1. Increase the minimum wage: Far too many of us work for at or near the minimum wage ($5.15/hr), but we have little chance of getting a raise anytime soon. It’s phenomenally difficult to pay for rent, food, and healthcare on $5.15/hr, let alone tuition. I will fight to establish a local minimum wage for the city of Madison that affects all workers. It will start with a small increase to, say, $6.00/hr, but the most fundamental element of my plan is to index the minimum wage to 5 percent inflation so that our wages grow with the economy for years to come.

2. Save drink specials and expand downtown entertainment options: I am the only candidate who has consistently and actively spoken out against a proposed ban on drink specials, and I will continue to work to prevent such a wrong-headed policy from being enacted. I will also push the ALRC for the creation of more establishments where 20-year-olds and 21-year-olds can hang out together, the distribution of more cabaret licenses, which are required for dance floors, and more high-quality, live-music venues that are the backbone of a vibrant downtown arts scene.

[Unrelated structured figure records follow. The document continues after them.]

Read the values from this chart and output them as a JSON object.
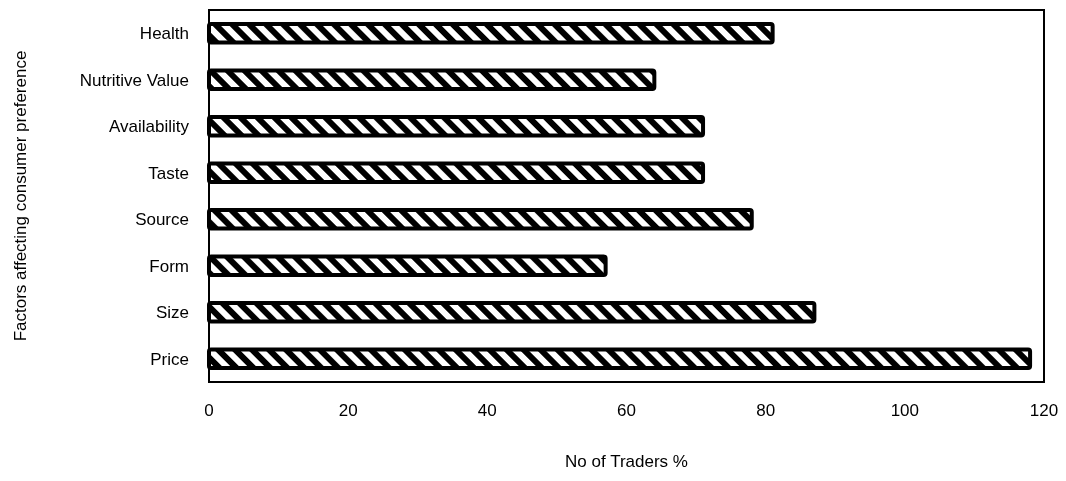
{
  "chart_data": {
    "type": "bar",
    "orientation": "horizontal",
    "xlabel": "No of Traders %",
    "ylabel": "Factors affecting consumer preference",
    "categories": [
      "Health",
      "Nutritive Value",
      "Availability",
      "Taste",
      "Source",
      "Form",
      "Size",
      "Price"
    ],
    "values": [
      81,
      64,
      71,
      71,
      78,
      57,
      87,
      118
    ],
    "color": "#000000",
    "xlim": [
      0,
      120
    ],
    "xticks": [
      0,
      20,
      40,
      60,
      80,
      100,
      120
    ],
    "grid": false
  }
}
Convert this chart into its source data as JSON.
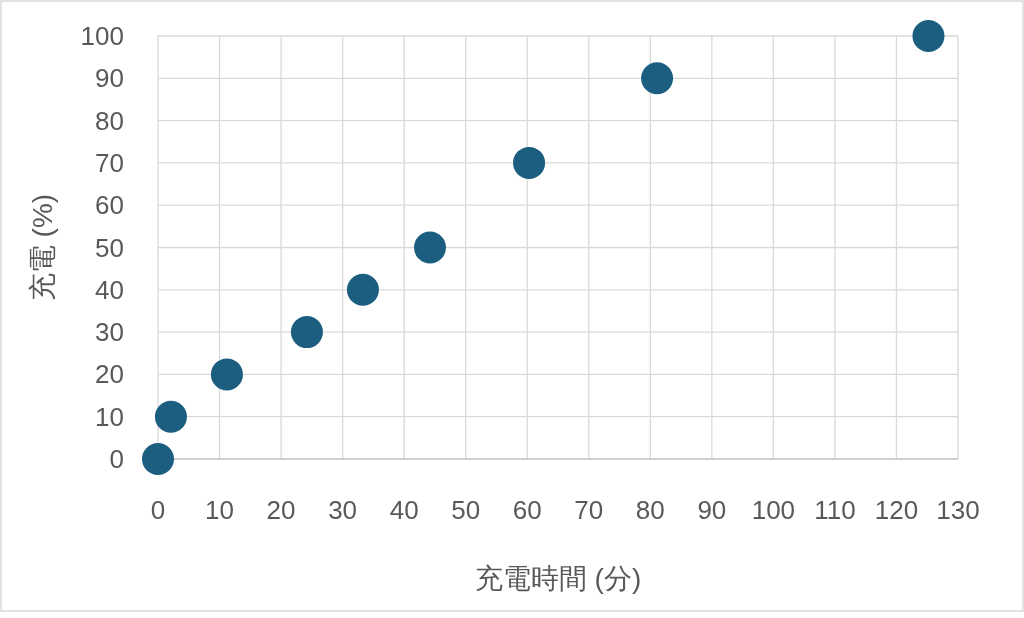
{
  "chart_data": {
    "type": "scatter",
    "xlabel": "充電時間 (分)",
    "ylabel": "充電 (%)",
    "x": [
      0,
      2.1,
      11.2,
      24.2,
      33.3,
      44.2,
      60.3,
      81.1,
      125.2
    ],
    "values": [
      0,
      10,
      20,
      30,
      40,
      50,
      70,
      90,
      100
    ],
    "color": "#1b5e80",
    "marker": "circle",
    "grid": true,
    "xlim": [
      0,
      130
    ],
    "xticks": [
      0,
      10,
      20,
      30,
      40,
      50,
      60,
      70,
      80,
      90,
      100,
      110,
      120,
      130
    ],
    "ylim": [
      0,
      100
    ],
    "yticks": [
      0,
      10,
      20,
      30,
      40,
      50,
      60,
      70,
      80,
      90,
      100
    ]
  }
}
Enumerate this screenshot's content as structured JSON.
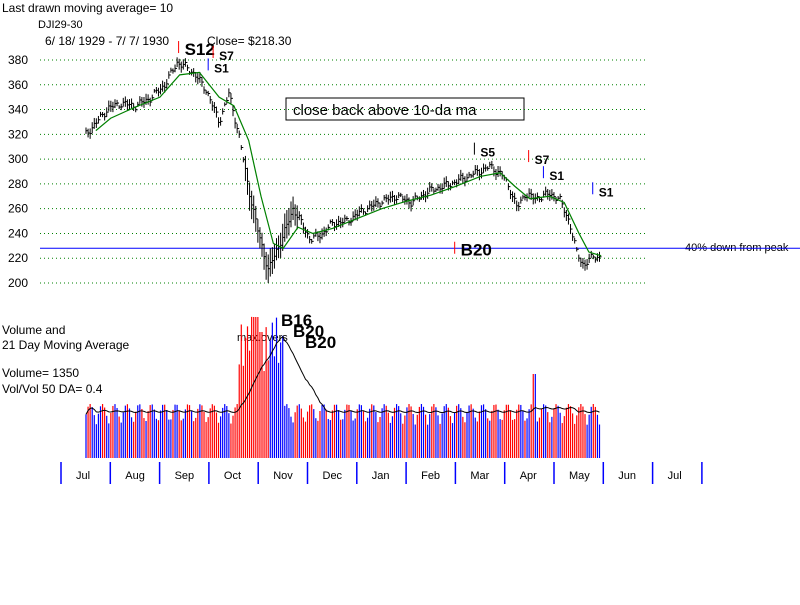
{
  "chart_data": {
    "type": "line",
    "header": {
      "title": "Last drawn moving average= 10",
      "symbol": "DJI29-30",
      "date_range": "6/ 18/ 1929 -  7/ 7/ 1930",
      "close": "Close= $218.30"
    },
    "y_ticks": [
      200,
      220,
      240,
      260,
      280,
      300,
      320,
      340,
      360,
      380
    ],
    "ylim": [
      190,
      390
    ],
    "months": [
      "Jul",
      "Aug",
      "Sep",
      "Oct",
      "Nov",
      "Dec",
      "Jan",
      "Feb",
      "Mar",
      "Apr",
      "May",
      "Jun",
      "Jul"
    ],
    "price_series": [
      {
        "t": 0,
        "v": 320
      },
      {
        "t": 0.2,
        "v": 329
      },
      {
        "t": 0.45,
        "v": 341
      },
      {
        "t": 0.7,
        "v": 345
      },
      {
        "t": 1.0,
        "v": 343
      },
      {
        "t": 1.3,
        "v": 349
      },
      {
        "t": 1.6,
        "v": 360
      },
      {
        "t": 1.85,
        "v": 378
      },
      {
        "t": 2.0,
        "v": 375
      },
      {
        "t": 2.2,
        "v": 369
      },
      {
        "t": 2.45,
        "v": 355
      },
      {
        "t": 2.7,
        "v": 330
      },
      {
        "t": 2.9,
        "v": 353
      },
      {
        "t": 3.1,
        "v": 320
      },
      {
        "t": 3.3,
        "v": 276
      },
      {
        "t": 3.5,
        "v": 240
      },
      {
        "t": 3.7,
        "v": 210
      },
      {
        "t": 3.85,
        "v": 225
      },
      {
        "t": 4.0,
        "v": 238
      },
      {
        "t": 4.2,
        "v": 260
      },
      {
        "t": 4.35,
        "v": 250
      },
      {
        "t": 4.55,
        "v": 235
      },
      {
        "t": 4.8,
        "v": 240
      },
      {
        "t": 5.0,
        "v": 248
      },
      {
        "t": 5.3,
        "v": 250
      },
      {
        "t": 5.6,
        "v": 258
      },
      {
        "t": 6.0,
        "v": 266
      },
      {
        "t": 6.3,
        "v": 270
      },
      {
        "t": 6.6,
        "v": 265
      },
      {
        "t": 7.0,
        "v": 275
      },
      {
        "t": 7.4,
        "v": 280
      },
      {
        "t": 7.8,
        "v": 287
      },
      {
        "t": 8.2,
        "v": 294
      },
      {
        "t": 8.45,
        "v": 287
      },
      {
        "t": 8.6,
        "v": 276
      },
      {
        "t": 8.75,
        "v": 260
      },
      {
        "t": 8.9,
        "v": 272
      },
      {
        "t": 9.1,
        "v": 268
      },
      {
        "t": 9.4,
        "v": 272
      },
      {
        "t": 9.6,
        "v": 268
      },
      {
        "t": 9.8,
        "v": 250
      },
      {
        "t": 9.95,
        "v": 225
      },
      {
        "t": 10.1,
        "v": 214
      },
      {
        "t": 10.3,
        "v": 222
      },
      {
        "t": 10.45,
        "v": 220
      }
    ],
    "ma_series": [
      {
        "t": 0.2,
        "v": 323
      },
      {
        "t": 0.5,
        "v": 333
      },
      {
        "t": 1.0,
        "v": 342
      },
      {
        "t": 1.5,
        "v": 350
      },
      {
        "t": 1.9,
        "v": 368
      },
      {
        "t": 2.3,
        "v": 370
      },
      {
        "t": 2.7,
        "v": 350
      },
      {
        "t": 3.0,
        "v": 343
      },
      {
        "t": 3.3,
        "v": 315
      },
      {
        "t": 3.55,
        "v": 270
      },
      {
        "t": 3.8,
        "v": 232
      },
      {
        "t": 4.0,
        "v": 228
      },
      {
        "t": 4.3,
        "v": 245
      },
      {
        "t": 4.6,
        "v": 240
      },
      {
        "t": 5.0,
        "v": 244
      },
      {
        "t": 5.5,
        "v": 252
      },
      {
        "t": 6.0,
        "v": 260
      },
      {
        "t": 6.5,
        "v": 266
      },
      {
        "t": 7.0,
        "v": 271
      },
      {
        "t": 7.5,
        "v": 278
      },
      {
        "t": 8.0,
        "v": 286
      },
      {
        "t": 8.4,
        "v": 289
      },
      {
        "t": 8.7,
        "v": 278
      },
      {
        "t": 9.0,
        "v": 268
      },
      {
        "t": 9.4,
        "v": 270
      },
      {
        "t": 9.7,
        "v": 265
      },
      {
        "t": 10.0,
        "v": 240
      },
      {
        "t": 10.2,
        "v": 225
      },
      {
        "t": 10.45,
        "v": 222
      }
    ],
    "reference_line": {
      "value": 228,
      "label": "40% down from peak"
    },
    "price_signals": [
      {
        "text": "S12",
        "t": 2.0,
        "v": 384,
        "color": "#ff0000"
      },
      {
        "text": "S7",
        "t": 2.7,
        "v": 380,
        "color": "#ff0000"
      },
      {
        "text": "S1",
        "t": 2.6,
        "v": 370,
        "color": "#0000ff"
      },
      {
        "text": "S5",
        "t": 8.0,
        "v": 302,
        "color": "#000000"
      },
      {
        "text": "S7",
        "t": 9.1,
        "v": 296,
        "color": "#ff0000"
      },
      {
        "text": "S1",
        "t": 9.4,
        "v": 283,
        "color": "#0000ff"
      },
      {
        "text": "S1",
        "t": 10.4,
        "v": 270,
        "color": "#0000ff"
      },
      {
        "text": "B20",
        "t": 7.6,
        "v": 222,
        "color": "#ff0000"
      }
    ],
    "annotation": "close back above 10-da ma",
    "volume": {
      "label_line1": "Volume and",
      "label_line2": "21 Day Moving Average",
      "volume_text": "Volume= 1350",
      "ratio_text": "Vol/Vol 50 DA= 0.4",
      "max_label": "max.overs",
      "max_level": 2.4,
      "overlay_signals": [
        "B16",
        "B20",
        "B20"
      ]
    }
  },
  "colors": {
    "grid": "#008000",
    "ma": "#008000",
    "reference": "#0000ff",
    "up_bar": "#0000ff",
    "down_bar": "#ff0000",
    "axis": "#0000ff"
  }
}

3. End the war on drugs and establish sensible drugs policies: You might know that a student caught with even a miniscule amount of marijuana loses his or her eligibility for federal financial aid, which means that, if not wealthy, the opportunity for an education is lost. We must work through a program of mandatory education for city police and ADAs to inform them of the potentially disastrous consequences of such an action. We must also work to ensure that those who report drug activity or underage drinking in the interest of public safety (e.g. an overdose or alcohol poisoning) are not arrested. In general, drug addictions must be approached as health problems and not criminal problems.

4. Security deposit reform and tenants’ rights: To save space, I’ll refer you to a previous editorial I wrote entirely on this subject, so go to and search for “Security Deposit Reform?”

5. Lower rents downtown: I am the only candidate endorsed by the Affordable Housing Action Alliance because of my four-part plan to increase our stock of affordable housing: a) pass a mandatory inclusionary zoning ordinance with a high affordable component; b) invest significant funds into the Affordable Housing Trust Fund; c) reform TIF policies to focus on developing affordable housing; d) liberalize anachronistic density caps to encourage more units, which lowers rents.

Because of space limitations, I cannot properly expound on all of my ideas for improving our city, but I hope you visit to find out more information on the race. April 1 can mark a changing point in our city’s policies if we elect candidates that will go to bat for students, workers, and tenants.

As a student, tenant, and occasional minimum-wage worker, I am the only candidate in this race that has an agenda and a willingness to improve our daily lives. This improvement won’t come, though, unless we all get out and vote. See you at the polls.